Chris Evans stars in this piece of sh*t movie because he has the worst taste in the world. Michelle Monaghan also stars in this movie because she must have done something terrible in a previous life. They play characters called only “Him” and “Her” because oh god everything about this movie is so face-punchingly SMUG. The plot is that He is a cynical asshole who doesn’t believe in love because Daddy Issues, and She is a flaky twat. He is a screenwriter who wants to write an action movie but gets hired to write a romantic comedy instead. Also, He narrates the movie. So we’re watching a romantic movie about a guy writing a romantic movie while telling us about romance. SEE WHAT THEY DID THERE? *punch*

So He and She meet and He is instantly smitten because She’s the only 10 at this party—seriously, He spends an entire scene rating women on an attractiveness scale—but She’s engaged. So He lies to Her in order to keep seeing Her, and pretends to be Her friend so that He can sleep with Her. Yes, it’s as bad as you’re thinking. This is basically Pick-Up Artist: The Movie. Oh, and He imagines himself in a variety of scenarios including South Korean soap opera and period war film, and His heart manifests as a character from a pulp detective story because f*ck you.

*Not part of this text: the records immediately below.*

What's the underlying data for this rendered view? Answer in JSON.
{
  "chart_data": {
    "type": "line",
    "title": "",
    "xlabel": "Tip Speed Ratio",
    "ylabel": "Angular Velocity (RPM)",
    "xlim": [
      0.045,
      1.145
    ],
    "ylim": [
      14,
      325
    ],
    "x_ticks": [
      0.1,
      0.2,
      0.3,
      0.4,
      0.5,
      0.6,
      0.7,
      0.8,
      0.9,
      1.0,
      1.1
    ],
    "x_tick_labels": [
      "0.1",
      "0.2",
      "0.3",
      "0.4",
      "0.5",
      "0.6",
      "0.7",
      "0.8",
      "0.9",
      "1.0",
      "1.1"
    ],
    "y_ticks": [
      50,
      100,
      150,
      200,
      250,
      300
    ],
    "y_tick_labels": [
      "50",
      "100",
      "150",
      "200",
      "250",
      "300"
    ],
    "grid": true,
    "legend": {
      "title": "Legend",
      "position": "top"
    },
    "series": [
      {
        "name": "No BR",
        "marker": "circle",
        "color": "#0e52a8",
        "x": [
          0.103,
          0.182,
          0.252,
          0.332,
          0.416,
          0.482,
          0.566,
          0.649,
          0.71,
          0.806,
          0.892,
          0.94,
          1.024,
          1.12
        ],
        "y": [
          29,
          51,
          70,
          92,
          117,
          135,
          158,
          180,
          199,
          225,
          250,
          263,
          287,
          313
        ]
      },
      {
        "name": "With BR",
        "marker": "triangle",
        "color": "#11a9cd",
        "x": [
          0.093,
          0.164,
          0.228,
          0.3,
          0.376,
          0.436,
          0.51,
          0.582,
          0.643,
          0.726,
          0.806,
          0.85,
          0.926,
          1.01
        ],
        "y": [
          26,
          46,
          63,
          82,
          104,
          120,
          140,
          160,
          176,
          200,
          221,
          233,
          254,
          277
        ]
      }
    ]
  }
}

The cast also includes Topher Grace, Martin Starr, Luke Wilson, Aubrey Plaza, Anthony Mackie, and Philip Baker Hall. I don’t begrudge any of these people paychecks, but they are all completely squandered. No one is likeable—Mackie’s character is a despicable garbage person who I kept hoping would fall into a sinkhole—and His friends only exist to make incredibly asinine statements like “men and women can’t be just friends”. Every thought and idea contained in Playing It Cool is communicated as if it’s an earth-shattering truism, but there isn’t a single thing here that isn’t completely hackneyed and done to death. And there is a scene inexplicably set at the LA Gun Club, the point of which is a sight gag about carelessly handling firearms. Because improper gun care, that’s HILARIOUS.

Detestable characters, smug tone, twee fantasy elements combined with cynical reasoning—nothing about this movie works. The writers—Chris Shafer and Paul Vicknair, in case you feel like asking them for your money back—are so up their asses about their overly precious concept they never bother to invest Him and Her with an actual reason to fall in love beyond “attractive”. Evans and Monaghan don’t have good enough chemistry to overcome the motivation deficit so all we’re left with is a story about two enormous assholes who have to be together just to keep from inflicting their c*ntery on perfectly nice people. It’s a perfect date night movie if your goal is get your significant other to leave you.

Playing It Cool will be available on demand. You could watch it, or you could pour bleach in your eyes. Same thing, really.